Roles are resolved from a team assigned in that activity by name or variable, or from the object's team. The object's team is resolved using the team template, the lifecycle template and, for Windchill PDMLink and Windchill ProjectLink, the context team.
- The object type object initialization rules declare a lifecycle and team template for that object.
- On instantiation of the object, a team instance is created for that object and is initialized.
- Team roles are determined by the combination of the lifecycle template and team template roles. Note that this does not include the container roles.
- Role membership is determined by the combination of the container team and the team template.
- If the role does not exist in the team template, then the role membership is determined by the combination of the container team and the lifecycle template.
- Note that if the container team or the team template is modified after object creation, the object's team must be augmented (refreshed) if it is desired that those changes always remain current within the process.
Workflow Java Code
Note that activity Java code is limited to 2000 characters, so you will need to create classes for more complex processing.
Static Code
- Use static code calling helpers themselves calling server's methods.
- Java code in workflows should be minimized. So clean workflow coding would contain primarily calls to helper classes. This enables the reuse of workflow helper capability and also improves testing efficiency through modularization.
Exception Handling
Properly deal with exception handling, as incorrect exception handling gives:
- Hidden exceptions and no action taken
- Workflow that won't complete
- Unwanted behaviors
A good practice is to:
- Return a "result" attribute in order for the workflow process to be routed specifically .
- Return an "error Message" attribute in order for the next step of the workflow to have some information to give.
Tests
- If the workflow contains pieces of Java code, first test this code separately from the workflow using a small. stand-alone Windchill client application. Also execute "Validate Code" frequently to make sure you code is functional.
Synchronizations
- Avoid class-based synchronizations. Class-based synchronization typically creates excessive event firing. Typically when class-based synchronization is used, object-based synchronization would be even more effective
Workflow Testing
- Iterations: Perform a check-in on the workflow before testing it. If you forget to check-in the workflow template, you won't be able to modify it anymore until the already launched workflow instances are terminated.
- Flow Logic: Reviewer should check for reasonable flow logic making sure there are no un-terminated paths.

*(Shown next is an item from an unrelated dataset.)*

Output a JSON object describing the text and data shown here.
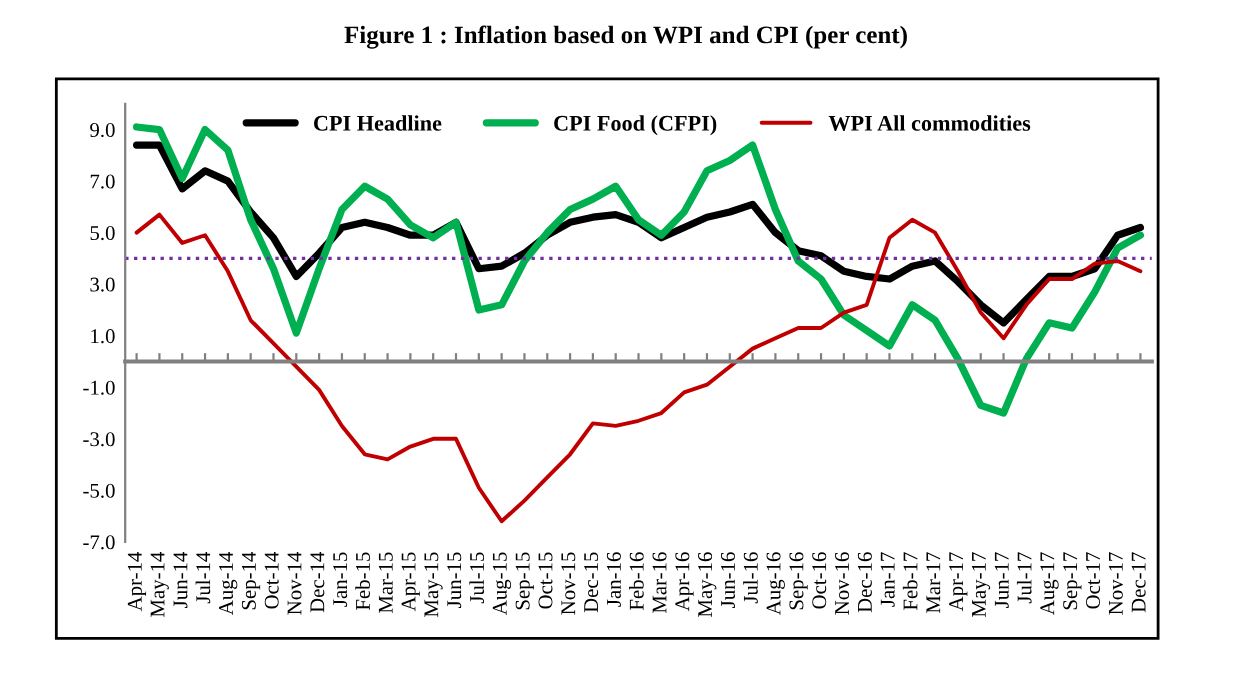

- All looping paths should contain a loop link indicated in red in Figure 4.
- Multiple paths should converge with an and/or connector. For instance Figures 5 should look like Figure 6.

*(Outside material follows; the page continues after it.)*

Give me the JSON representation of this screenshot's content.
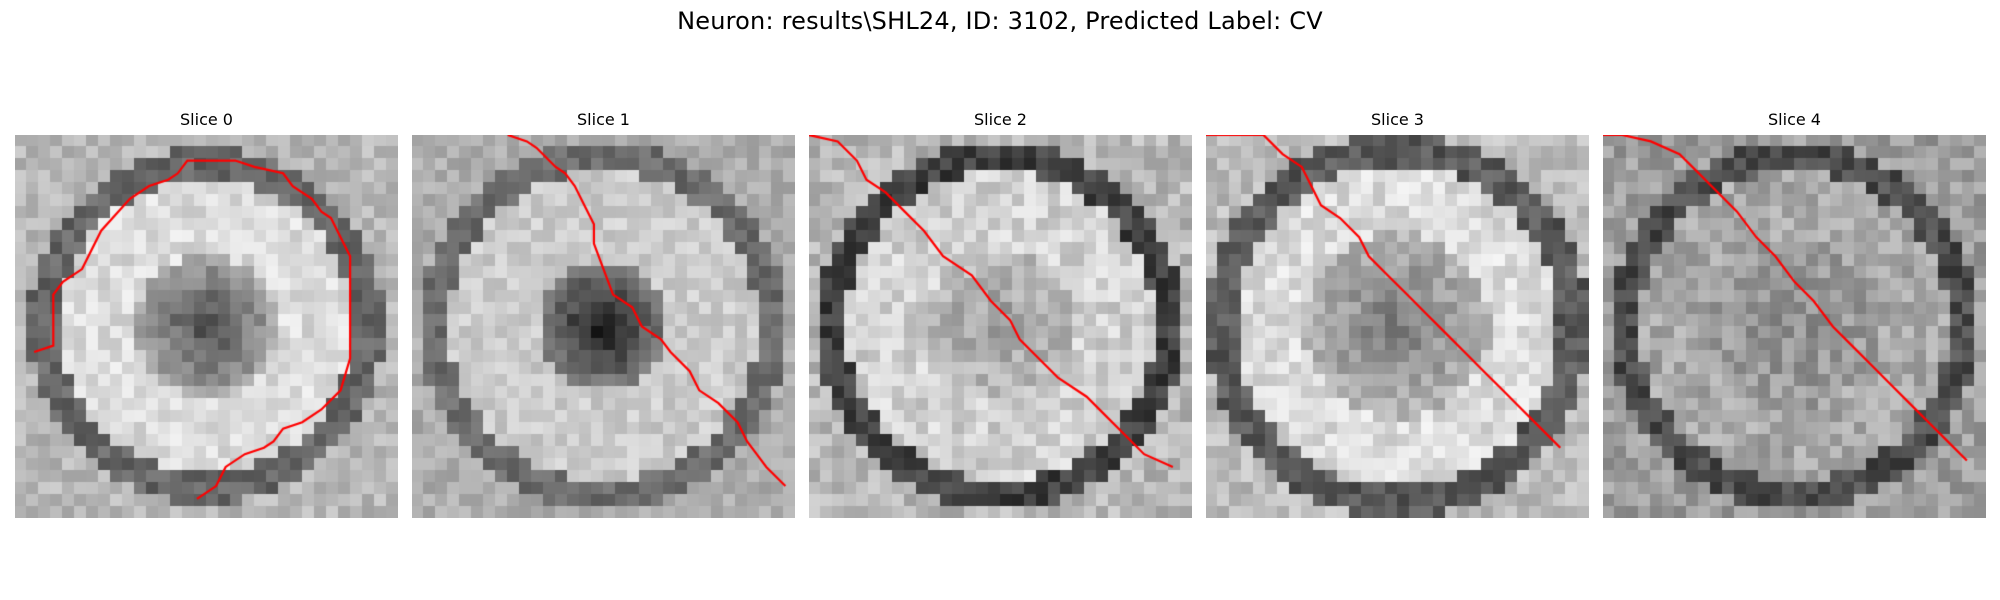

- Multiple paths may converge on tasks if only one path can fire per loop. In Figure 7 three paths converge but only one can fire at a time.

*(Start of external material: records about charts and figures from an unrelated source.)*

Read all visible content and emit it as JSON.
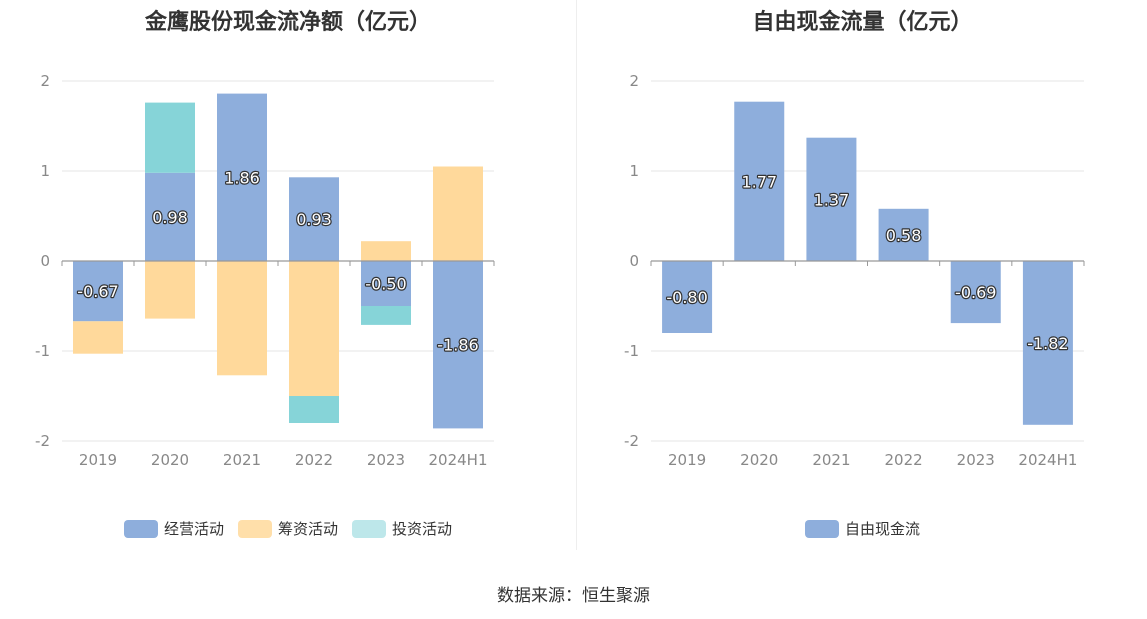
{
  "colors": {
    "operating": "#8eaedc",
    "financing": "#ffd99b",
    "investing": "#86d4d8",
    "fcf": "#8eaedc",
    "axis": "#999999",
    "grid": "#e6e6e6",
    "tick_label": "#888888",
    "label_text": "#ffffff",
    "label_outline": "#333333"
  },
  "chart_data": [
    {
      "type": "bar",
      "stacked": true,
      "title": "金鹰股份现金流净额（亿元）",
      "categories": [
        "2019",
        "2020",
        "2021",
        "2022",
        "2023",
        "2024H1"
      ],
      "ylim": [
        -2,
        2
      ],
      "yticks": [
        -2,
        -1,
        0,
        1,
        2
      ],
      "grid": true,
      "legend_position": "bottom",
      "series": [
        {
          "name": "经营活动",
          "color_key": "operating",
          "values": [
            -0.67,
            0.98,
            1.86,
            0.93,
            -0.5,
            -1.86
          ],
          "labels": [
            "-0.67",
            "0.98",
            "1.86",
            "0.93",
            "-0.50",
            "-1.86"
          ]
        },
        {
          "name": "筹资活动",
          "color_key": "financing",
          "values": [
            -0.36,
            -0.64,
            -1.27,
            -1.5,
            0.22,
            1.05
          ],
          "labels": null
        },
        {
          "name": "投资活动",
          "color_key": "investing",
          "values": [
            0.0,
            0.78,
            0.0,
            -0.3,
            -0.21,
            0.0
          ],
          "labels": null
        }
      ]
    },
    {
      "type": "bar",
      "stacked": false,
      "title": "自由现金流量（亿元）",
      "categories": [
        "2019",
        "2020",
        "2021",
        "2022",
        "2023",
        "2024H1"
      ],
      "ylim": [
        -2,
        2
      ],
      "yticks": [
        -2,
        -1,
        0,
        1,
        2
      ],
      "grid": true,
      "legend_position": "bottom",
      "series": [
        {
          "name": "自由现金流",
          "color_key": "fcf",
          "values": [
            -0.8,
            1.77,
            1.37,
            0.58,
            -0.69,
            -1.82
          ],
          "labels": [
            "-0.80",
            "1.77",
            "1.37",
            "0.58",
            "-0.69",
            "-1.82"
          ]
        }
      ]
    }
  ],
  "footer": {
    "source": "数据来源：恒生聚源"
  }
}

- Latest workflow instance: Lifecycle should always point to the latest workflow iteration.
- Validate workflow: In the workflow editor execute the Validate All command.
- Syntax check: In the workflow editor execute Check Syntax for all expression robots, task tallying, Java code, etc.
- Data: If the workflow modifies the data it applies to, or even modifies the state, using csv load files to create the test data can be helpful. This allows for quick deleting and re-loading of the data for other tests.
- Principal Setting: If expression code is used to set a lifecycle or similar function make sure this is done as the object creator not as the default administrator. Figure 8 contains the code:
wt.org.WTPrincipal creator=(wt.org.WTPrincipal)wtcr.getCreator().getObject(); wt.session.SessionHelper.manager.setPrincipal( creator.getName() );
wt.lifecycle.LifeCycleHelper.service.reassign(wtcr,wt.lifecycle.LifeCycleHelper.service.getLifeCycleTemplateReference("My Lifecycle Template"));
- Set State checking: In the case of a version/iteration controlled object such as WTDocument there should be code for checking whether the object is shared and/or checked in prior to each set state robot. (Figures 9 and 10)
- Proxys: If workflow proxys are used and you are using loadfiles, make sure the proxies are imported first.